Это мне в нос едкой заразой шибануло! Я аж на стуле подпрыгнула! Разом вату из ушей долой, и в глазах просветление. Глядь: передо мной трупарь стоит! Король Крестовый! И склянку вонючую в нос тычет.
Я орать привычная, у меня оно первым делом наружу идет! Мне ведь что подумалось: померла я, наверное, а трупарь меня подымать явился, над мертвой издевки строить! Вон и зелье колдовское в нос сует…
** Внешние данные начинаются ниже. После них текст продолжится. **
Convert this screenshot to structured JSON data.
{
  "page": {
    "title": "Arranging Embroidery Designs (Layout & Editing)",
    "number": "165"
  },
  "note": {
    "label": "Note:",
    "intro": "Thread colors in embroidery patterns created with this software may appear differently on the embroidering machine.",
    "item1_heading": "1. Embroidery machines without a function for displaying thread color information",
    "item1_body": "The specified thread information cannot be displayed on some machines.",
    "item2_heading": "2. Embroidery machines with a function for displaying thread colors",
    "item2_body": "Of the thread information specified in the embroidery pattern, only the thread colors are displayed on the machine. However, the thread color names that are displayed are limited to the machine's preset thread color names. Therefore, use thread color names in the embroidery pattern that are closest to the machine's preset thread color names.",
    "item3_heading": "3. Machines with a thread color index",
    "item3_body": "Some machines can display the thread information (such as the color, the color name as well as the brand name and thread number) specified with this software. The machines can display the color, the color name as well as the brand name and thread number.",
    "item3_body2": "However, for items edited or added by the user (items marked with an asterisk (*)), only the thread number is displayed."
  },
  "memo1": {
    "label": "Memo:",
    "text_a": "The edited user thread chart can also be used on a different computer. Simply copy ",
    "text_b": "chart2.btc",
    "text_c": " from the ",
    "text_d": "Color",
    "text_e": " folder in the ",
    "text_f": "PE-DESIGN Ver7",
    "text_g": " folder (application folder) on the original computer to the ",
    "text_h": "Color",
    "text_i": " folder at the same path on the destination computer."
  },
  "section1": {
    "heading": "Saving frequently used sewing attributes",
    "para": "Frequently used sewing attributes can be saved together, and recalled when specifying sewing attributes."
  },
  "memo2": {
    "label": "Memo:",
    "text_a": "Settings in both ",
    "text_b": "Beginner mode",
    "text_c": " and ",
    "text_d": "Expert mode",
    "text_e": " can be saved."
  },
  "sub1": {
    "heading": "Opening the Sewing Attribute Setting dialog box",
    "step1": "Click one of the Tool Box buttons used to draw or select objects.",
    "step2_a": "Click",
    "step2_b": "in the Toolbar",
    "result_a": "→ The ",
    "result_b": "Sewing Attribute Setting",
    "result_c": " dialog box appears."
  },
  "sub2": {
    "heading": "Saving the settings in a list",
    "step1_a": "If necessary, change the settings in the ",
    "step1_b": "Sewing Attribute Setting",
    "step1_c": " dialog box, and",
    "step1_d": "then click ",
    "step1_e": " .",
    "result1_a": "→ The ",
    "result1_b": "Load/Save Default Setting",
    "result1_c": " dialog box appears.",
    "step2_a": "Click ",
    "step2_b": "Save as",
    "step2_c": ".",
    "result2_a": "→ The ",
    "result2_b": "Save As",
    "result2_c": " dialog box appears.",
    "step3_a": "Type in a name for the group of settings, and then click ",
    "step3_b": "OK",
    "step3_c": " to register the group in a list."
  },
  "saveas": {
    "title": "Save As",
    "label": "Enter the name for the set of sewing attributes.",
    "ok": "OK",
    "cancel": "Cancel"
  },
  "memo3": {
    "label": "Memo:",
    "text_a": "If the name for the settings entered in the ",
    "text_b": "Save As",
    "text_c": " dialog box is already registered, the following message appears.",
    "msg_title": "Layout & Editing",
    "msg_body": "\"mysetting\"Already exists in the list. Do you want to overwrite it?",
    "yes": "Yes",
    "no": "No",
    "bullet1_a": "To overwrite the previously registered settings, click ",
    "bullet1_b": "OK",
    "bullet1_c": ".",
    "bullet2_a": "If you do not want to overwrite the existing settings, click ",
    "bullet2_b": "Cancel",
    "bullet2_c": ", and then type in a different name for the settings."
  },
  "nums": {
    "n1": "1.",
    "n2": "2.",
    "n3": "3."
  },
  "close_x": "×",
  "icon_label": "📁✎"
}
Только проморгалась я, прооралась, смотрю — а это и не трупарь вовсе. Даже и не похож. Вот ведь примерещится! Доктор-то он доктор, да другой. Моложе едва ли не вдвое, и без стеклышка в глазу, и одет иначе, и… короче, ни капельки не трупарь! А склянкой вонючей он дуру девку в чувство приводил.
Привел на свою голову.
Доктор от меня попятился, пот со лба залысого утер платочком, а дальше спрашивает:
— Вы, голубушка… я так понимаю, вы пришли в себя?
— Пришла, — говорю. — Спасибочки! И язык меня слушается, пуще прежнего! Может, он тоже маг, доктор этот? Молодой, видный… ну почему, почему Федька в нашу сторону не смотрит?!
— Вот и отлично, голубушка, я очень рад. И не надо больше кричать, нам это вредно. А теперь я, с вашего позволения, займусь другим пациентом.
Позволения моего он, ясное дело, ждать не стал, а направился прямиком к Друцу.
Хороший доктор. Мне он сразу понравился, не то что этот… Валерьяныч! Как вспомню, так вздрогну! Этот Друца быстро вылечит! А потом…
А что -потом?
— Ты чего орала-то? — А Федька, оказывается, подглядывал! Вот, рядом примостился, на скамеечке с гнутыми ножками. Крепкая, должно быть, скамеечка, под Сохачем камни крошатся!
— Да трупарь привиделся, Феденька, — отвечаю. — Будто снова мы в том замке…
Его Рашелька завсегда Феденькой кличет, вот и я себе решила.
— В каком замке?
У него что, память отшибло?!
— Ну, где мы с трупарем да с Тузихой-покойницей бились! Потом на стенку забрались и на змей-горыны-чах улетели! — объясняю ему, как маленькому.
А он на меня глаза вылупил, по семь копеек каждый, и моргает.
— Ты чего, — говорит, — Акулина?! Окстись! Какой замок?! Какие горынычи?! Во чистом поле бились, супротив рати мертвецкой! И пушками, и колдовством — а после, когда нас к дыре смоляной прижали, на ядрах пушечных прочь унеслись. То есть не на ядрах, конечно, на конях… ну, дальше ты сама знаешь.